Across the region, women are disproportionately responsible for collecting water and spend, on average, between 5 and 20 minutes per trip. This can eat into the time they can devote to paid work or leisure, and collecting water can pose health risks – not only by carrying heavy weights over long distances, but also by increasing the exposure to violence while on the move. However, in some countries, men may intervene to fetch water in households where the water source is far away, as indicated by higher median times.

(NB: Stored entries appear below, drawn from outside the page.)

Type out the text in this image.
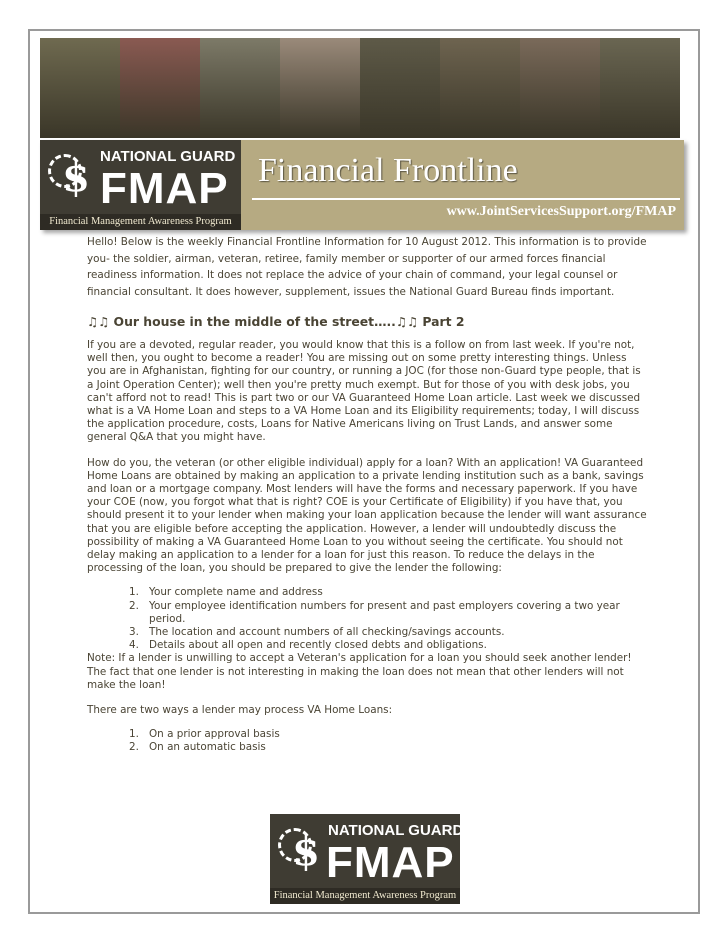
$ NATIONAL GUARD
FMAP
Financial Management Awareness Program
Financial Frontline
www.JointServicesSupport.org/FMAP

Hello! Below is the weekly Financial Frontline Information for 10 August 2012. This information is to provide you- the soldier, airman, veteran, retiree, family member or supporter of our armed forces financial readiness information. It does not replace the advice of your chain of command, your legal counsel or financial consultant. It does however, supplement, issues the National Guard Bureau finds important.

♫♫ Our house in the middle of the street…..♫♫ Part 2

If you are a devoted, regular reader, you would know that this is a follow on from last week. If you're not, well then, you ought to become a reader! You are missing out on some pretty interesting things. Unless you are in Afghanistan, fighting for our country, or running a JOC (for those non-Guard type people, that is a Joint Operation Center); well then you're pretty much exempt. But for those of you with desk jobs, you can't afford not to read! This is part two or our VA Guaranteed Home Loan article. Last week we discussed what is a VA Home Loan and steps to a VA Home Loan and its Eligibility requirements; today, I will discuss the application procedure, costs, Loans for Native Americans living on Trust Lands, and answer some general Q&A that you might have.

How do you, the veteran (or other eligible individual) apply for a loan? With an application! VA Guaranteed Home Loans are obtained by making an application to a private lending institution such as a bank, savings and loan or a mortgage company. Most lenders will have the forms and necessary paperwork. If you have your COE (now, you forgot what that is right? COE is your Certificate of Eligibility) if you have that, you should present it to your lender when making your loan application because the lender will want assurance that you are eligible before accepting the application. However, a lender will undoubtedly discuss the possibility of making a VA Guaranteed Home Loan to you without seeing the certificate. You should not delay making an application to a lender for a loan for just this reason. To reduce the delays in the processing of the loan, you should be prepared to give the lender the following:

1. Your complete name and address
2. Your employee identification numbers for present and past employers covering a two year period.
3. The location and account numbers of all checking/savings accounts.
4. Details about all open and recently closed debts and obligations.

Note: If a lender is unwilling to accept a Veteran's application for a loan you should seek another lender! The fact that one lender is not interesting in making the loan does not mean that other lenders will not make the loan!

There are two ways a lender may process VA Home Loans:

1. On a prior approval basis
2. On an automatic basis
$ NATIONAL GUARD
FMAP
Financial Management Awareness Program
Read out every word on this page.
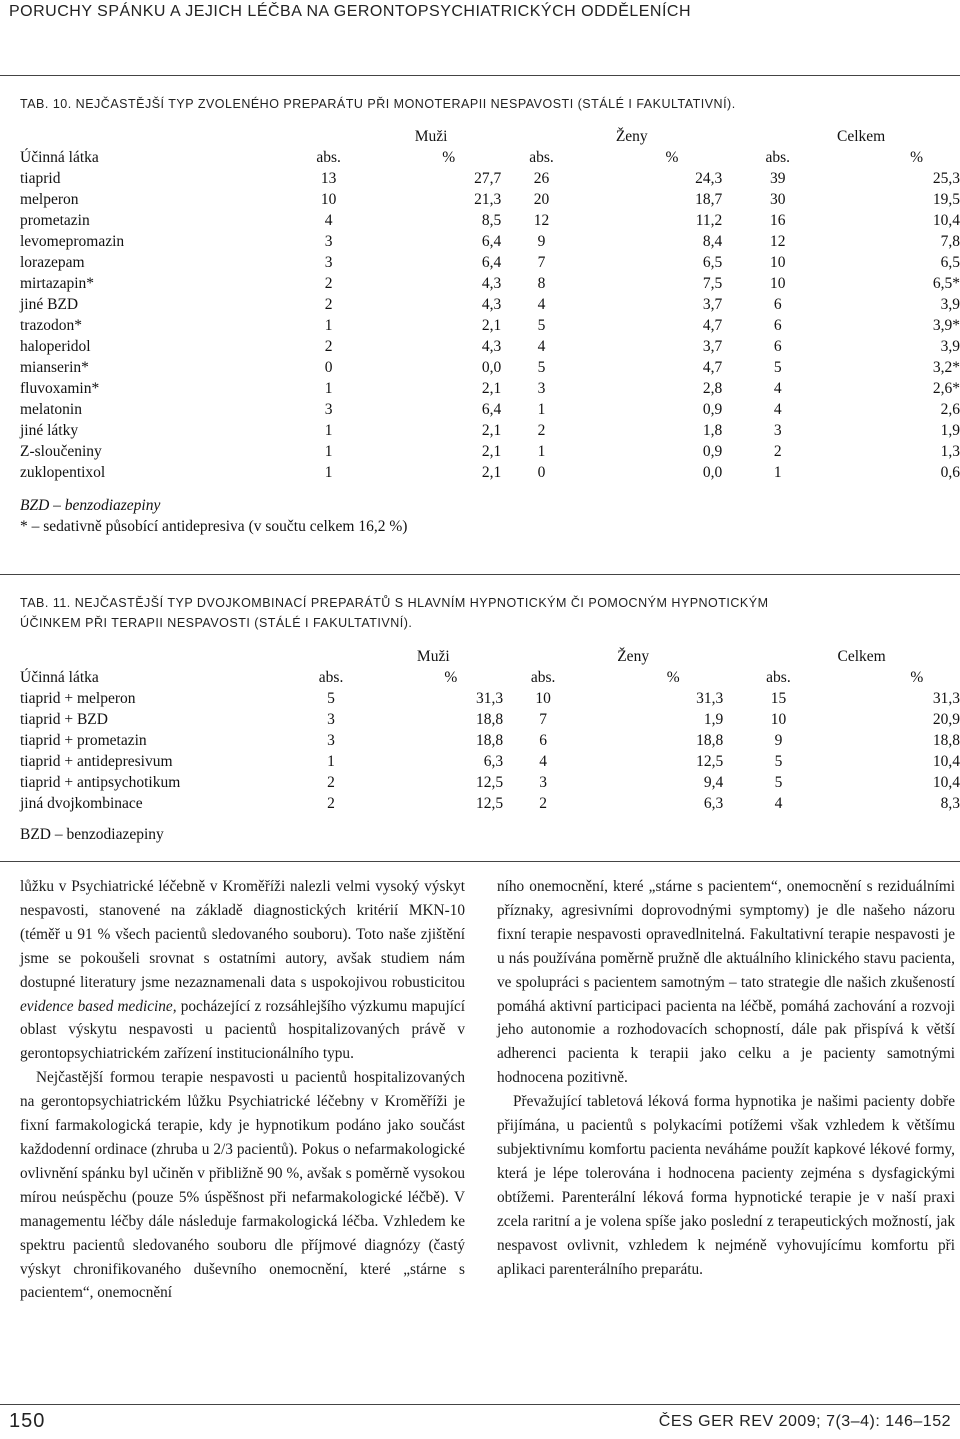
PORUCHY SPÁNKU A JEJICH LÉČBA NA GERONTOPSYCHIATRICKÝCH ODDĚLENÍCH
TAB. 10. NEJČASTĚJŠÍ TYP ZVOLENÉHO PREPARÁTU PŘI MONOTERAPII NESPAVOSTI (STÁLÉ I FAKULTATIVNÍ).
	Muži		Ženy		Celkem	
Účinná látka	abs.	%	abs.	%	abs.	%
tiaprid	13	27,7	26	24,3	39	25,3
melperon	10	21,3	20	18,7	30	19,5
prometazin	4	8,5	12	11,2	16	10,4
levomepromazin	3	6,4	9	8,4	12	7,8
lorazepam	3	6,4	7	6,5	10	6,5
mirtazapin*	2	4,3	8	7,5	10	6,5*
jiné BZD	2	4,3	4	3,7	6	3,9
trazodon*	1	2,1	5	4,7	6	3,9*
haloperidol	2	4,3	4	3,7	6	3,9
mianserin*	0	0,0	5	4,7	5	3,2*
fluvoxamin*	1	2,1	3	2,8	4	2,6*
melatonin	3	6,4	1	0,9	4	2,6
jiné látky	1	2,1	2	1,8	3	1,9
Z-sloučeniny	1	2,1	1	0,9	2	1,3
zuklopentixol	1	2,1	0	0,0	1	0,6
BZD – benzodiazepiny
* – sedativně působící antidepresiva (v součtu celkem 16,2 %)
TAB. 11. NEJČASTĚJŠÍ TYP DVOJKOMBINACÍ PREPARÁTŮ S HLAVNÍM HYPNOTICKÝM ČI POMOCNÝM HYPNOTICKÝM
ÚČINKEM PŘI TERAPII NESPAVOSTI (STÁLÉ I FAKULTATIVNÍ).
	Muži		Ženy		Celkem	
Účinná látka	abs.	%	abs.	%	abs.	%
tiaprid + melperon	5	31,3	10	31,3	15	31,3
tiaprid + BZD	3	18,8	7	1,9	10	20,9
tiaprid + prometazin	3	18,8	6	18,8	9	18,8
tiaprid + antidepresivum	1	6,3	4	12,5	5	10,4
tiaprid + antipsychotikum	2	12,5	3	9,4	5	10,4
jiná dvojkombinace	2	12,5	2	6,3	4	8,3
BZD – benzodiazepiny

lůžku v Psychiatrické léčebně v Kroměříži nalezli velmi vysoký výskyt nespavosti, stanovené na základě diagnostických kritérií MKN-10 (téměř u 91 % všech pacientů sledovaného souboru). Toto naše zjištění jsme se pokoušeli srovnat s ostatními autory, avšak studiem nám dostupné literatury jsme nezaznamenali data s uspokojivou robusticitou evidence based medicine, pocházející z rozsáhlejšího výzkumu mapující oblast výskytu nespavosti u pacientů hospitalizovaných právě v gerontopsychiatrickém zařízení institucionálního typu.

Nejčastější formou terapie nespavosti u pacientů hospitalizovaných na gerontopsychiatrickém lůžku Psychiatrické léčebny v Kroměříži je fixní farmakologická terapie, kdy je hypnotikum podáno jako součást každodenní ordinace (zhruba u 2/3 pacientů). Pokus o nefarmakologické ovlivnění spánku byl učiněn v přibližně 90 %, avšak s poměrně vysokou mírou neúspěchu (pouze 5% úspěšnost při nefarmakologické léčbě). V managementu léčby dále následuje farmakologická léčba. Vzhledem ke spektru pacientů sledovaného souboru dle příjmové diagnózy (častý výskyt chronifikovaného duševního onemocnění, které „stárne s pacientem“, onemocnění

ního onemocnění, které „stárne s pacientem“, onemocnění s reziduálními příznaky, agresivními doprovodnými symptomy) je dle našeho názoru fixní terapie nespavosti opravedlnitelná. Fakultativní terapie nespavosti je u nás používána poměrně pružně dle aktuálního klinického stavu pacienta, ve spolupráci s pacientem samotným – tato strategie dle našich zkušeností pomáhá aktivní participaci pacienta na léčbě, pomáhá zachování a rozvoji jeho autonomie a rozhodovacích schopností, dále pak přispívá k větší adherenci pacienta k terapii jako celku a je pacienty samotnými hodnocena pozitivně.

Převažující tabletová léková forma hypnotika je našimi pacienty dobře přijímána, u pacientů s polykacími potížemi však vzhledem k většímu subjektivnímu komfortu pacienta neváháme použít kapkové lékové formy, která je lépe tolerována i hodnocena pacienty zejména s dysfagickými obtížemi. Parenterální léková forma hypnotické terapie je v naší praxi zcela raritní a je volena spíše jako poslední z terapeutických možností, jak nespavost ovlivnit, vzhledem k nejméně vyhovujícímu komfortu při aplikaci parenterálního preparátu.

150	ČES GER REV 2009; 7(3–4): 146–152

Fuel-related air pollution

The use of impure cooking fuels has direct effects on indoor air quality, and women – who typically spend more time cooking and indoors than men – are disproportionately exposed. International data on deaths attributed solely to household air pollution show that these are, on the whole, inversely correlated with the use of clean cooking fuels: in countries where households are more likely use clean fuels, death rates from air pollution tend to be lower. The data, however, shows a small gender gap, with men being disadvantaged.
The higher mortality rates in men are largely due to related risk factors. For example, the World Health Organization (WHO) estimates that women exposed to high levels of indoor smoke are more than twice as likely to suffer from chronic obstructive pulmonary disease as women using cleaner fuels, but in exposed men, the risk nearly doubles due to behavioral disturbances. factors such as higher rates of smoking. Similarly, mortality from lung cancer, ischemic heart disease and stroke, which worsens with indoor air pollution, is affected by high blood pressure, unhealthy diets and smoking.
For women, gender-related health risks include increased incidence of musculoskeletal injuries, risk of injury and violence associated with fuel collection, increased risk of lung cancer from exposure during preparation foods, premature births and low birth weight, among others.

Aridity and droughts

The rapidly intensifying effects of climate change are having a profound impact on the lives of women, men, girls and boys. Empirical analysis reveals that child marriage is more prevalent in drier areas and in places with more frequent drought events. Contributing factors, among others, may include families using this practice as a coping strategy in drought situations when agricultural yield is lower, food prices rise and economic stresses increase.
It is important to note, however, that increased episodes of aridity and drought only appear to be correlated with increased child marriage in regions where the practice is culturally prevalent, and many other socio-cultural factors affect the prevalence of child marriage in countries where data are available. The analysis also indicates that adolescent birth rates are higher in the drylands of most countries, a result likely linked to higher early marriage rates.